There is no point Labour blaming “Tory police cuts”. The MPS still rivals the NYPD at over 32,000 officers. The problem seems to be the incredible fluidity and sporadic nature of the rioting – their movements apparently interconnected by regular bulletins to each other via Twitter, Facebook and BlackBerry Messenger. The rabble sense the police are in disarray and this only draws more of them onto the streets, keen to take advantage of the situation and nab themselves a five-fingered discount at Debenhams. That people are essentially prepared to burn down the place they live in order to nick a new pair of trainers or a widescreen plasma TV is depressing in itself but we can leave the whys and wherefores for another time. Right now, the priority for today’s Cobra meeting has to be the question of how to restore order.

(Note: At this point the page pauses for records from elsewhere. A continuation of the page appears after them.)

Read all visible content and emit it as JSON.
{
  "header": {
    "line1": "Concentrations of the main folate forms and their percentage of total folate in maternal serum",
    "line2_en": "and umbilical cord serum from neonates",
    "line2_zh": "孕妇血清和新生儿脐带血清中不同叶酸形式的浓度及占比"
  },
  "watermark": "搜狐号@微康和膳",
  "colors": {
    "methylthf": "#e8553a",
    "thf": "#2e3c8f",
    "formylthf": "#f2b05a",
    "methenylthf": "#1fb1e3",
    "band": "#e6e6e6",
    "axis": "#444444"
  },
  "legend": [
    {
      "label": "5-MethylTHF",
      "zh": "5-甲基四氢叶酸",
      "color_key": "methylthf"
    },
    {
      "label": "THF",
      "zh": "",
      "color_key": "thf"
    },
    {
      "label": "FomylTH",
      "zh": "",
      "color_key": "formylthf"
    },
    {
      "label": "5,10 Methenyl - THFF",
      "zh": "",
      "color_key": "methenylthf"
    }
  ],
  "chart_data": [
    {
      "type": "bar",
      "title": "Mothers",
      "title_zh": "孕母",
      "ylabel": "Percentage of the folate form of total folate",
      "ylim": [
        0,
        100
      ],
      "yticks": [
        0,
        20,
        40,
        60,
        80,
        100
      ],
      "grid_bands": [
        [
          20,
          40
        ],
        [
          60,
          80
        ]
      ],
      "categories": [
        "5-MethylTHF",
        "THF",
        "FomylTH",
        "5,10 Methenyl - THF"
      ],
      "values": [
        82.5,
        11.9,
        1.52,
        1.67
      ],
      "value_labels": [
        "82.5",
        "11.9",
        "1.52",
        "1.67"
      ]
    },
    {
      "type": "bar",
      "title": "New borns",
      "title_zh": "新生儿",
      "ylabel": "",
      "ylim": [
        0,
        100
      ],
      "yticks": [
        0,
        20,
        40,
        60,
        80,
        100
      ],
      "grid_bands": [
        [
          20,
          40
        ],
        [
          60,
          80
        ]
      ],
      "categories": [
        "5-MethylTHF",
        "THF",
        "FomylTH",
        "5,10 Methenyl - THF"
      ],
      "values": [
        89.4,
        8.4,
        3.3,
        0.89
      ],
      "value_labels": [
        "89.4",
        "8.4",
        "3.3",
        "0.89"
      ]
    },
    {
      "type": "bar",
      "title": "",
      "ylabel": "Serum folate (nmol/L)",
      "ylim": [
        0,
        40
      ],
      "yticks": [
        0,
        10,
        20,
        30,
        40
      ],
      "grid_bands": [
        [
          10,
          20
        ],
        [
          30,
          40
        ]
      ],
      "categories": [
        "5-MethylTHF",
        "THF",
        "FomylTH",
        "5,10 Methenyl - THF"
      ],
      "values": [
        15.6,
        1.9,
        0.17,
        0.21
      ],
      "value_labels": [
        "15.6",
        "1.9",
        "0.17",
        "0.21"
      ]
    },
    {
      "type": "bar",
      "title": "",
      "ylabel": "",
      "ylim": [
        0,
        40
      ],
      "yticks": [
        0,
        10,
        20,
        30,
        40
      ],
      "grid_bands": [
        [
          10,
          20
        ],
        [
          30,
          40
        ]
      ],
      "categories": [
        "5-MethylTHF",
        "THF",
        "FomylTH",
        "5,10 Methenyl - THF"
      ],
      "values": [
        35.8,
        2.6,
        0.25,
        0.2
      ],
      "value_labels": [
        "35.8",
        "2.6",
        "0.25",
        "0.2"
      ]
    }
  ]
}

First and foremost, the Met need to establish a curfew and enforce it vigorously. There will be no room for bleeding hearts. Anyone breeching the curfew should expect rough justice. There has been some talk about whether or not to deploy water cannons. Somewhat idle talk, at this point, as the Met does not actually possess any water cannons. They would need to be shipped over from Northern Ireland. Acting Commissioner Godwin needs to stop messing about, get on the blower to Chief Constable Baggott at the PSNI, and get the ball moving on that one. Now that our senior politicians have been coaxed back off their holidays, we need strong political leadership from Mr Cameron (and Boris needs to get in front of a camera pronto and knock ‘Red Ken’ off their airways!) unless we are to see an English version of what happened in France in 2007.
At the time of typing, the PM has just made a statement outside Downing Street and announced that Parliament will be recalled. The elephant currently occupying the room is the controversial question of whether or not the Army should be used or whether or not it should even be considered. One suspects it is still early days to be speculating about this but that it unlikely to stop people from doing so. Certainly, social networking and the blogosphere are alive with calls for Mr Cameron to do just that. It would certainly relieve pressure on the Met and allow them to regroup.
For my own part, I would still be extremely loath to recommend deploying soldiers to quell the unrest. One might question whether an overstretched Army would be up to the challenge, though I have no doubt they would be. Moreover, apart from the issue of how this would look internationally, there is a principle at stake here: namely, that civilised nations do not use their armed forces against their own people. The idea cannot, however, be entirely discounted. It may be that the rioters will tire themselves out. If, however, the unrest continues into a fourth, fifth or even sixth day then all and any measures, however extreme, will have to be considered no matter how unpalatable they may be.
All eyes are now on the PM and the Home Secretary. The broad mass of the British public will expect a firm and unequivocal response. This is the PM’s first serious challenge. He cannot afford to flunk it.